The wine selection is the entire point. Around 40 wines by the glass cover the major Armenian grape varieties: Areni Noir (the red flagship), Voskehat and Kangun (whites), and several blends. Georgian wines appear alongside Armenian producers, and occasional international bottles fill out the list. But the smart move is to drink Armenian here. The staff will guide you through the options based on your taste preferences, and they do so without pretension.

The physical space is small enough that you'll share air with your neighbors, which turns out to be a feature rather than a bug. Conversations cross tables, and it's common to end up talking with the people next to you about what they're drinking and what you should try next. Solo travelers find this dynamic particularly welcoming.

The sidewalk terrace is the prime seating during Yerevan's long warm season. Watching the Saryan Street foot traffic while sipping a glass of Areni Noir is one of the city's genuinely pleasant experiences. The downside is that these tables disappear fast on weekend evenings.
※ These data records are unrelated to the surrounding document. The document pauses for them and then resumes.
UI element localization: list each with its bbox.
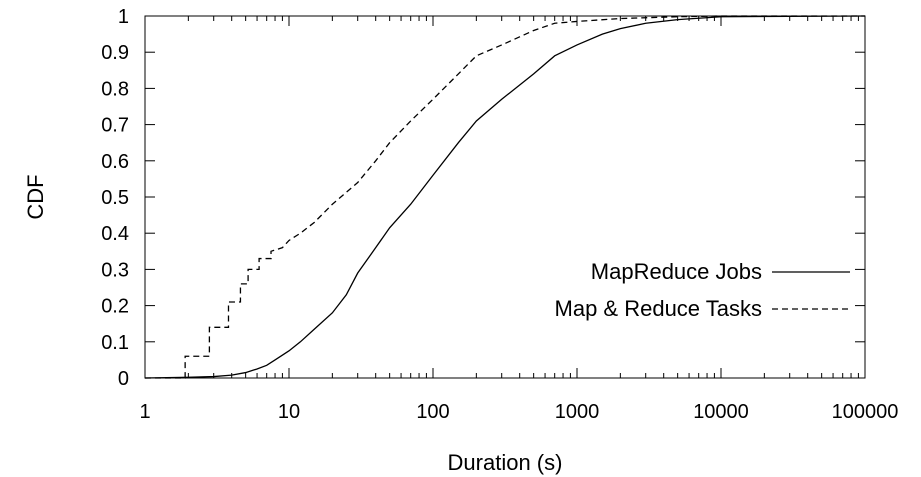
y-tick-label: 0.5 <box>101 187 129 209</box>
x-tick-labels: 1 10 100 1000 10000 100000 <box>139 401 898 423</box>
x-tick-label: 1 <box>139 401 150 423</box>
series-line-map-reduce-tasks <box>145 15 865 379</box>
series-line-mapreduce-jobs <box>144 15 866 379</box>
legend-label-tasks: Map & Reduce Tasks <box>555 296 762 321</box>
series-layer <box>144 15 866 379</box>
y-tick-label: 0 <box>118 368 129 390</box>
x-tick-label: 10000 <box>693 401 749 423</box>
y-tick-label: 0.1 <box>101 332 129 354</box>
x-tick-label: 1000 <box>555 401 600 423</box>
y-tick-label: 0.4 <box>101 223 129 245</box>
y-axis-label: CDF <box>23 174 48 219</box>
y-tick-label: 0.6 <box>101 151 129 173</box>
x-tick-label: 100 <box>416 401 449 423</box>
axis-ticks <box>144 15 866 379</box>
x-axis-label: Duration (s) <box>448 450 563 475</box>
legend-label-jobs: MapReduce Jobs <box>591 259 762 284</box>
x-tick-label: 100000 <box>832 401 899 423</box>
y-tick-label: 1 <box>118 6 129 28</box>
y-tick-label: 0.9 <box>101 42 129 64</box>
y-tick-labels: 0 0.1 0.2 0.3 0.4 0.5 0.6 0.7 0.8 0.9 1 <box>101 6 129 390</box>
x-tick-label: 10 <box>278 401 300 423</box>
y-tick-label: 0.7 <box>101 115 129 137</box>
y-tick-label: 0.2 <box>101 296 129 318</box>
y-tick-label: 0.3 <box>101 259 129 281</box>
legend: MapReduce Jobs Map & Reduce Tasks <box>555 259 850 321</box>
plot-frame <box>144 15 866 379</box>
y-tick-label: 0.8 <box>101 78 129 100</box>
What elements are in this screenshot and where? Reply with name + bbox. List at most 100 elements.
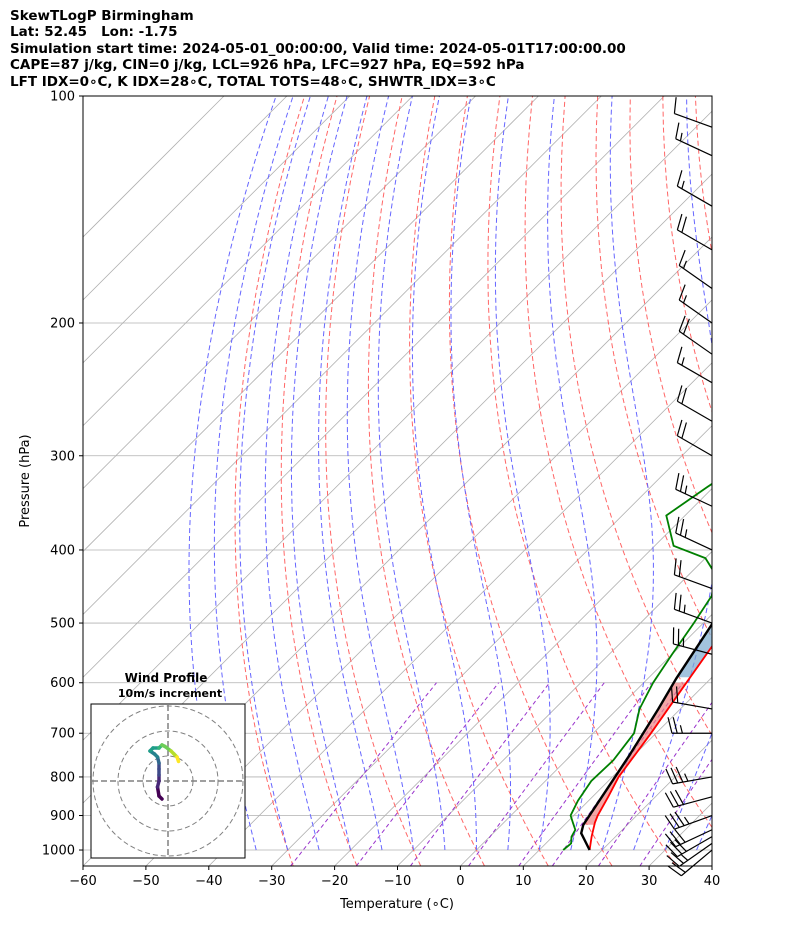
moist-adiabat-line xyxy=(213,96,294,851)
moist-adiabat-line xyxy=(346,96,414,851)
wind-barb xyxy=(666,842,713,867)
isotherm-line xyxy=(83,96,539,553)
moist-adiabat-line xyxy=(494,96,551,851)
x-tick-label: 30 xyxy=(641,874,658,889)
instability-indices: CAPE=87 j/kg, CIN=0 j/kg, LCL=926 hPa, L… xyxy=(10,57,525,74)
x-tick-label: 20 xyxy=(578,874,595,889)
y-tick-label: 1000 xyxy=(42,844,75,859)
y-tick-label: 400 xyxy=(50,543,75,558)
moist-adiabat-line xyxy=(411,96,477,850)
chart-header: SkewTLogP Birmingham Lat: 52.45 Lon: -1.7… xyxy=(10,8,626,90)
dry-adiabats xyxy=(234,96,712,866)
y-tick-label: 200 xyxy=(50,316,75,331)
isotherm-line xyxy=(83,96,665,678)
chart-title: SkewTLogP Birmingham xyxy=(10,8,194,24)
y-tick-label: 100 xyxy=(50,90,75,105)
dry-adiabat-line xyxy=(595,96,712,640)
dry-adiabat-line xyxy=(560,96,712,737)
wind-barb xyxy=(678,249,713,289)
wind-barb xyxy=(676,419,713,457)
dry-adiabat-line xyxy=(524,96,712,829)
mixing-ratio-line xyxy=(355,682,499,866)
moist-adiabat-line xyxy=(601,96,654,851)
isotherm-line xyxy=(83,96,413,427)
wind-barb xyxy=(665,766,713,785)
x-axis-ticks: −60 −50 −40 −30 −20 −10 0 10 20 30 40 xyxy=(69,866,720,889)
wind-barb xyxy=(676,213,713,251)
moist-adiabat-line xyxy=(318,96,383,851)
isotherm-line xyxy=(83,96,476,490)
x-tick-label: 40 xyxy=(704,874,721,889)
y-tick-label: 700 xyxy=(50,727,75,742)
wind-barb xyxy=(675,122,713,157)
dry-adiabat-line xyxy=(367,96,485,866)
wind-barb xyxy=(673,97,713,128)
x-tick-label: −50 xyxy=(132,874,159,889)
wind-barb xyxy=(672,627,713,655)
wind-barb xyxy=(673,558,713,590)
wind-barb xyxy=(665,836,713,858)
y-tick-label: 600 xyxy=(50,676,75,691)
mixing-ratio-line xyxy=(290,682,437,866)
dry-adiabat-line xyxy=(662,96,712,414)
stability-indices: LFT IDX=0∘C, K IDX=28∘C, TOTAL TOTS=48∘C… xyxy=(10,73,496,90)
wind-barb xyxy=(675,516,713,551)
x-tick-label: −20 xyxy=(321,874,348,889)
y-tick-label: 900 xyxy=(50,809,75,824)
wind-barb xyxy=(676,346,713,384)
wind-barb xyxy=(664,829,713,848)
isotherm-line xyxy=(397,550,712,866)
moist-adiabat-line xyxy=(633,96,712,851)
moist-adiabat-line xyxy=(264,96,329,851)
moist-adiabat-line xyxy=(450,96,511,851)
x-tick-label: −60 xyxy=(69,874,96,889)
isotherm-line xyxy=(83,96,351,364)
moist-adiabat-line xyxy=(377,96,446,851)
time-label: Simulation start time: 2024-05-01_00:00:… xyxy=(10,40,626,57)
x-tick-label: 10 xyxy=(515,874,532,889)
dry-adiabat-line xyxy=(234,96,305,866)
isotherm-line xyxy=(460,613,712,866)
isotherm-lines xyxy=(83,96,712,866)
mixing-ratio-line xyxy=(409,682,550,866)
hodograph-subtitle: 10m/s increment xyxy=(118,687,222,700)
y-axis-ticks: 1000 900 800 700 600 500 400 300 200 100 xyxy=(42,90,83,859)
isotherm-line xyxy=(334,488,712,866)
wind-barb xyxy=(664,789,713,808)
mixing-ratio-line xyxy=(639,758,712,866)
wind-barb xyxy=(667,717,712,734)
moist-adiabat-line xyxy=(664,731,712,851)
mixing-ratio-line xyxy=(468,682,605,866)
isotherm-line xyxy=(271,425,712,866)
moist-adiabat-line xyxy=(239,96,311,851)
mixing-ratio-line xyxy=(597,701,712,866)
moist-adiabat-line xyxy=(547,96,598,851)
profile-lines xyxy=(562,482,712,851)
hodograph-title: Wind Profile xyxy=(125,671,208,685)
temperature-line xyxy=(588,644,712,851)
location-label: Lat: 52.45 Lon: -1.75 xyxy=(10,24,178,41)
wind-barb xyxy=(676,170,713,207)
dry-adiabat-line xyxy=(325,96,422,866)
isotherm-line xyxy=(83,110,712,741)
wind-barb xyxy=(676,385,713,422)
x-tick-label: −30 xyxy=(258,874,285,889)
y-tick-label: 500 xyxy=(50,617,75,632)
x-tick-label: −40 xyxy=(195,874,222,889)
y-axis-label: Pressure (hPa) xyxy=(18,434,33,527)
parcel-profile-line xyxy=(579,621,712,851)
dry-adiabat-line xyxy=(448,96,613,866)
dewpoint-line xyxy=(562,482,712,851)
y-tick-label: 300 xyxy=(50,449,75,464)
isotherm-line xyxy=(145,299,712,866)
mixing-ratio-line xyxy=(518,682,652,866)
isotherm-line xyxy=(83,96,225,238)
wind-barb xyxy=(673,592,713,624)
wind-barb xyxy=(670,685,713,710)
dry-adiabat-line xyxy=(487,96,677,866)
x-tick-label: −10 xyxy=(384,874,411,889)
y-tick-label: 800 xyxy=(50,770,75,785)
isotherm-line xyxy=(523,676,712,866)
isotherm-line xyxy=(208,362,712,866)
Pricing is remarkable. A glass of well-made Armenian wine for AMD 800-2,000 ($2-5) would be laughed at in Paris or Barcelona. The cheese boards and dried fruit platters that accompany the wine are similarly priced. A full evening at In Vino, including multiple wines and food, rarely exceeds AMD 8,000-10,000 ($20-25) per person.

The bar's weakness, if it has one, is scope. This is a wine bar, not a cocktail bar or a party venue. If you want spirits, loud music, or a dance floor, walk to Northern Avenue. In Vino knows what it is and does it extremely well.

The Neighborhood

In Vino sits at the lower end of Saryan Street near Mashtots Avenue. Wine Republic is a few doors up the hill. The street's other wine bars line both sides. Northern Avenue is a 10-minute walk.

Getting There

Walk from Mashtots Avenue to the bottom of Saryan Street. Republic Square metro is a 12-minute walk. Yandex Go from anywhere in central Yerevan costs AMD 300-600.